There is certainly some good old-fashioned voyeuristic fun in watching The Bachelor. Each episode is hand-crafted by the producers to create as much conflict and drama as possible. This is typically accomplished by mixing Borderline Personality Millennials with copious amounts of alcohol. This allows us viewers to watch the madness unfold from our self-righteous perch, knowing full well we would never make the stupid decisions spewing before us like a dose of Ipecac. In all honesty, I also have to admit there was this bitter, sanctimonious side of me – the geeky kid who was rejected by the cheerleaders – that felt glorious redemption watching preternaturally hot women getting their hearts broken. Every week. On camera.

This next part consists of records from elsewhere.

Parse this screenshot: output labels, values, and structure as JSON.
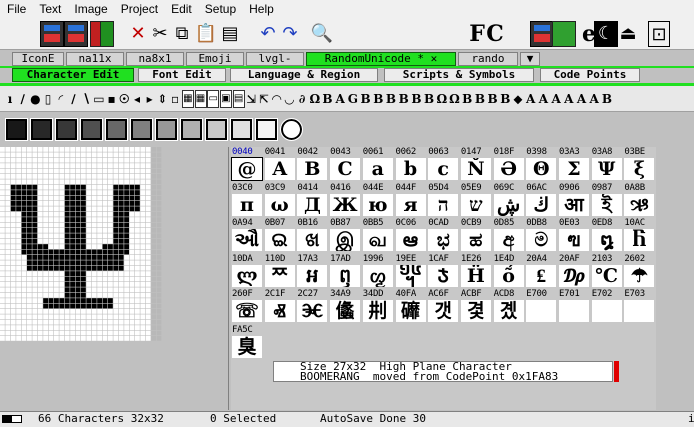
{
  "menubar": [
    "File",
    "Text",
    "Image",
    "Project",
    "Edit",
    "Setup",
    "Help"
  ],
  "toolbar1": {
    "icons": [
      "new-app-icon",
      "save-app-icon",
      "book-red-icon",
      "book-green-icon",
      "delete-x-icon",
      "cut-icon",
      "copy-icon",
      "paste-icon",
      "clipboard-icon",
      "undo-icon",
      "redo-icon",
      "zoom-icon",
      "text-icon",
      "font-family-icon",
      "font-code-icon",
      "app-blue-icon",
      "app-green-icon",
      "multi-app-icon",
      "glyph-icon",
      "crescent-icon",
      "figure-icon",
      "fit-window-icon"
    ],
    "text_f": "F",
    "text_c": "C",
    "text_e": "e"
  },
  "tabs1": [
    {
      "label": "IconE",
      "active": false
    },
    {
      "label": "na11x",
      "active": false
    },
    {
      "label": "na8x1",
      "active": false
    },
    {
      "label": "Emoji",
      "active": false
    },
    {
      "label": "lvgl-",
      "active": false
    },
    {
      "label": "RandomUnicode * ✕",
      "active": true
    },
    {
      "label": "rando",
      "active": false
    },
    {
      "label": "▼",
      "active": false
    }
  ],
  "tabs2": [
    {
      "label": "Character Edit",
      "active": true
    },
    {
      "label": "Font Edit",
      "active": false
    },
    {
      "label": "Language & Region",
      "active": false
    },
    {
      "label": "Scripts & Symbols",
      "active": false
    },
    {
      "label": "Code Points",
      "active": false
    }
  ],
  "toolbar2_glyphs": [
    "ı",
    "∕",
    "●",
    "▯",
    "◜",
    "∕",
    "∖",
    "▭",
    "▪",
    "☉",
    "◂",
    "▸",
    "⇕",
    "▫",
    "▦",
    "▦",
    "▭",
    "▣",
    "▤",
    "⇲",
    "⇱",
    "◠",
    "◡",
    "∂",
    "Ω",
    "B",
    "A",
    "G",
    "B",
    "B",
    "B",
    "B",
    "B",
    "B",
    "Ω",
    "Ω",
    "B",
    "B",
    "B",
    "B",
    "⬥",
    "A",
    "A",
    "A",
    "A",
    "A",
    "A",
    "B"
  ],
  "shades": [
    "#181818",
    "#282828",
    "#383838",
    "#505050",
    "#686868",
    "#808080",
    "#989898",
    "#b0b0b0",
    "#c8c8c8",
    "#e0e0e0",
    "#f4f4f4",
    "circle"
  ],
  "charmap": {
    "rows": [
      {
        "codes": [
          "0040",
          "0041",
          "0042",
          "0043",
          "0061",
          "0062",
          "0063",
          "0147",
          "018F",
          "0398",
          "03A3",
          "03A8",
          "03BE"
        ],
        "glyphs": [
          "@",
          "A",
          "B",
          "C",
          "a",
          "b",
          "c",
          "Ň",
          "Ə",
          "Θ",
          "Σ",
          "Ψ",
          "ξ"
        ]
      },
      {
        "codes": [
          "03C0",
          "03C9",
          "0414",
          "0416",
          "044E",
          "044F",
          "05D4",
          "05E9",
          "069C",
          "06AC",
          "0906",
          "0987",
          "0A8B"
        ],
        "glyphs": [
          "π",
          "ω",
          "Д",
          "Ж",
          "ю",
          "я",
          "ה",
          "ש",
          "ڜ",
          "ڬ",
          "आ",
          "ই",
          "ઋ"
        ]
      },
      {
        "codes": [
          "0A94",
          "0B07",
          "0B16",
          "0B87",
          "0BB5",
          "0C06",
          "0CAD",
          "0CB9",
          "0D85",
          "0DB8",
          "0E03",
          "0ED8",
          "10AC"
        ],
        "glyphs": [
          "ઔ",
          "ଇ",
          "ଖ",
          "இ",
          "வ",
          "ఆ",
          "ಭ",
          "ಹ",
          "අ",
          "ම",
          "ฃ",
          "໘",
          "Ⴌ"
        ]
      },
      {
        "codes": [
          "10DA",
          "110D",
          "17A3",
          "17AD",
          "1996",
          "19EE",
          "1CAF",
          "1E26",
          "1E4D",
          "20A4",
          "20AF",
          "2103",
          "2602"
        ],
        "glyphs": [
          "ლ",
          "ᄍ",
          "ឣ",
          "ឭ",
          "ᦖ",
          "᧮",
          "Ჯ",
          "Ḧ",
          "ṍ",
          "₤",
          "₯",
          "℃",
          "☂"
        ]
      },
      {
        "codes": [
          "260F",
          "2C1F",
          "2C27",
          "34A9",
          "34DD",
          "40FA",
          "AC6F",
          "ACBF",
          "ACD8",
          "E700",
          "E701",
          "E702",
          "E703"
        ],
        "glyphs": [
          "☏",
          "Ⱏ",
          "Ⱗ",
          "㒩",
          "㓝",
          "䃺",
          "갯",
          "겿",
          "곘",
          "",
          "",
          "",
          ""
        ]
      },
      {
        "codes": [
          "FA5C"
        ],
        "glyphs": [
          "臭"
        ]
      }
    ],
    "selected_code": "0040"
  },
  "info": {
    "line1": "Size 27x32  High Plane Character",
    "line2": "BOOMERANG  moved from CodePoint 0x1FA83"
  },
  "status": {
    "count": "66 Characters 32x32",
    "selected": "0 Selected",
    "autosave": "AutoSave Done 30",
    "end": "i"
  }
}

But it wasn’t my guilt or shame over this revelation that made me stop watching. I just turned the TV off. I know that seems anti-climactic, but that’s what happened. One week I was watching, the next week I wasn’t.

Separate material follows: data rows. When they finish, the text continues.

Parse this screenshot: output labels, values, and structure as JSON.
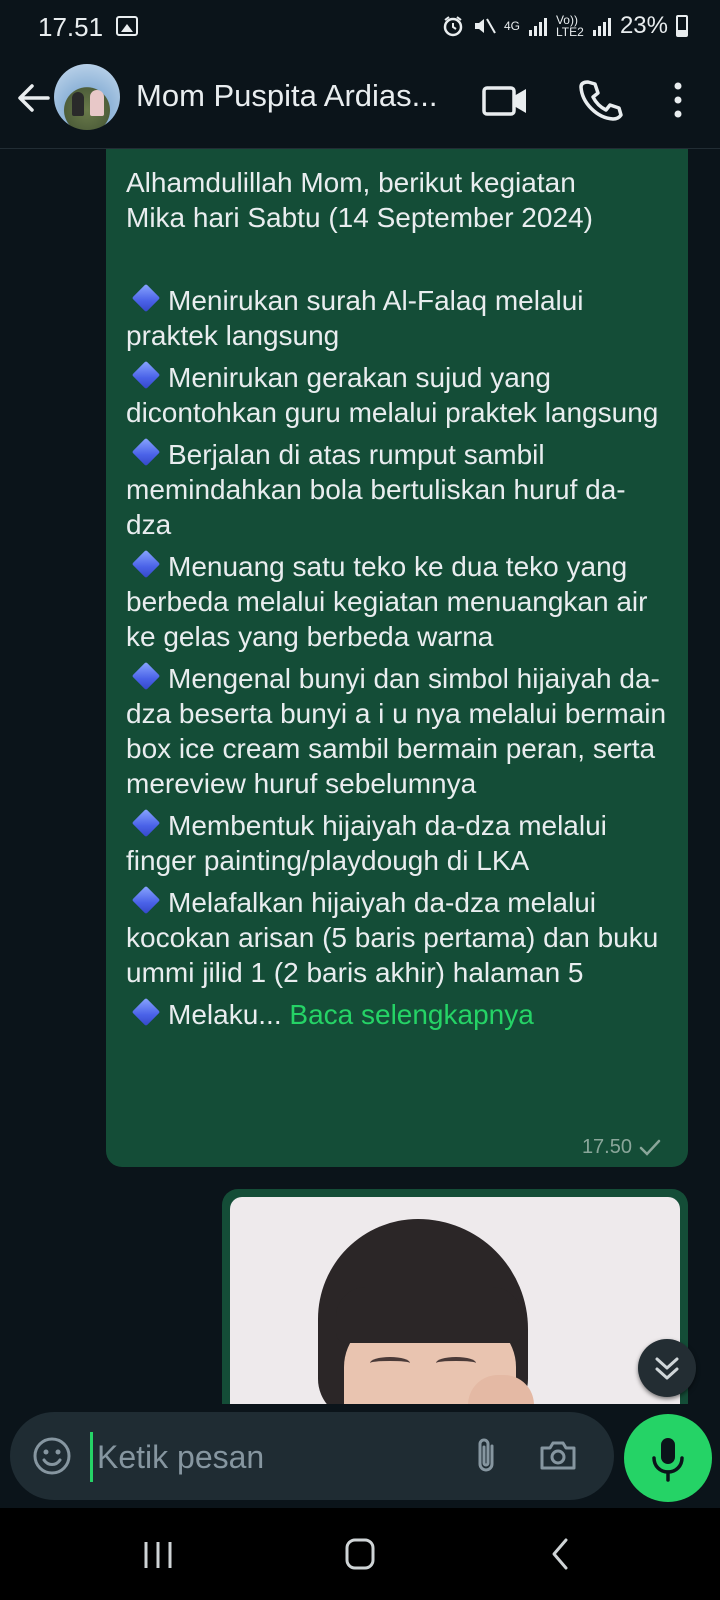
{
  "status_bar": {
    "time": "17.51",
    "network_small": "4G",
    "volte": "Vo)) LTE2",
    "battery": "23%"
  },
  "header": {
    "contact_name": "Mom Puspita Ardias..."
  },
  "message": {
    "intro_1": "Alhamdulillah Mom, berikut kegiatan",
    "intro_2": "Mika hari Sabtu (14 September 2024)",
    "items": [
      "Menirukan surah Al-Falaq melalui praktek langsung",
      "Menirukan gerakan sujud yang dicontohkan guru melalui praktek langsung",
      "Berjalan di atas rumput sambil memindahkan bola bertuliskan huruf da-dza",
      "Menuang satu teko ke dua teko yang berbeda melalui kegiatan menuangkan air ke gelas yang berbeda warna",
      "Mengenal bunyi dan simbol hijaiyah da-dza beserta bunyi a i u nya melalui bermain box ice cream sambil bermain peran, serta mereview huruf sebelumnya",
      "Membentuk hijaiyah da-dza melalui finger painting/playdough di LKA",
      "Melafalkan hijaiyah da-dza melalui kocokan arisan (5 baris pertama) dan buku ummi jilid 1 (2 baris akhir) halaman 5"
    ],
    "truncated_item": "Melaku...",
    "read_more": "Baca selengkapnya",
    "time": "17.50",
    "status": "sent",
    "emoji_bullet": "blue-diamond"
  },
  "input": {
    "placeholder": "Ketik pesan"
  },
  "colors": {
    "background": "#0b141a",
    "outgoing_bubble": "#144d37",
    "accent": "#25d366",
    "input_bg": "#1f2c33"
  }
}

Actually, it was more like one week I was watching, and the next week I understood intrinsically that I’m about 108 years old now, I’ve got maybe 23 seconds left to live, and I’ve got these kids to raise, this book to finish, this blog to write and this job that I apparently have to work to pay the freaking bills. I didn’t change or grow or evolve (which is an issue I’m sure I’ll deal with down the road), it’s just that my time with Brad & Courtney was done.
What it comes down to is this. When I was 32, I was backstage with my bandmates at the Fillmore in San Francisco, having finished our opening slot for Hootie and The Blowfish. Right in the middle of one of their songs, Darius Rucker (Hootie’s lead singer), came into our dressing room with a bottle of Wild Turkey and said, “why don’t we let those boys jam a little while and we’ll do in this bottle?” We drank, we laughed, things got blurry, it was awesome.
I am terrified – just absolutely terrified – that twenty years from now I’ll say, “when I was 52, I watched The Bachelor.”
Turning Off The TV And Getting On With Your Life Pairs With: The 2013 Pont de Chevalier Knights Valley Chardonnay, Sonoma County. Knights Bridge, one of the most acclaimed producers in the Knights Valley AVA, show their French street cred in the Pont de Chevalier label. This unoaked Chardonnay is the antithesis of the Napa style: If The Bachelor is Rombauer, then Pont de Chevalier is House of Cards.
This is not to say that the PDC is another Chablis knock-off, trying to be in vogue with the current stainless tank fermented Chards. The magic here is the fruit, courtesy of the unique terroir of the Knights Valley AVA. It is one of the most eastern-oriented Sonoma AVAs, just north of Calistoga, and buffered by the hills from the typical cold winds that come off the Pacific Ocean in most of Sonoma. This results in a warmer climate and more intense concentration of fruit. By allowing that fruit to speak for itself, the more subtle characteristics of Chardonnay are revealed, demonstrating a deeper complexity to this typically manipulated varietal than you’ve imagined.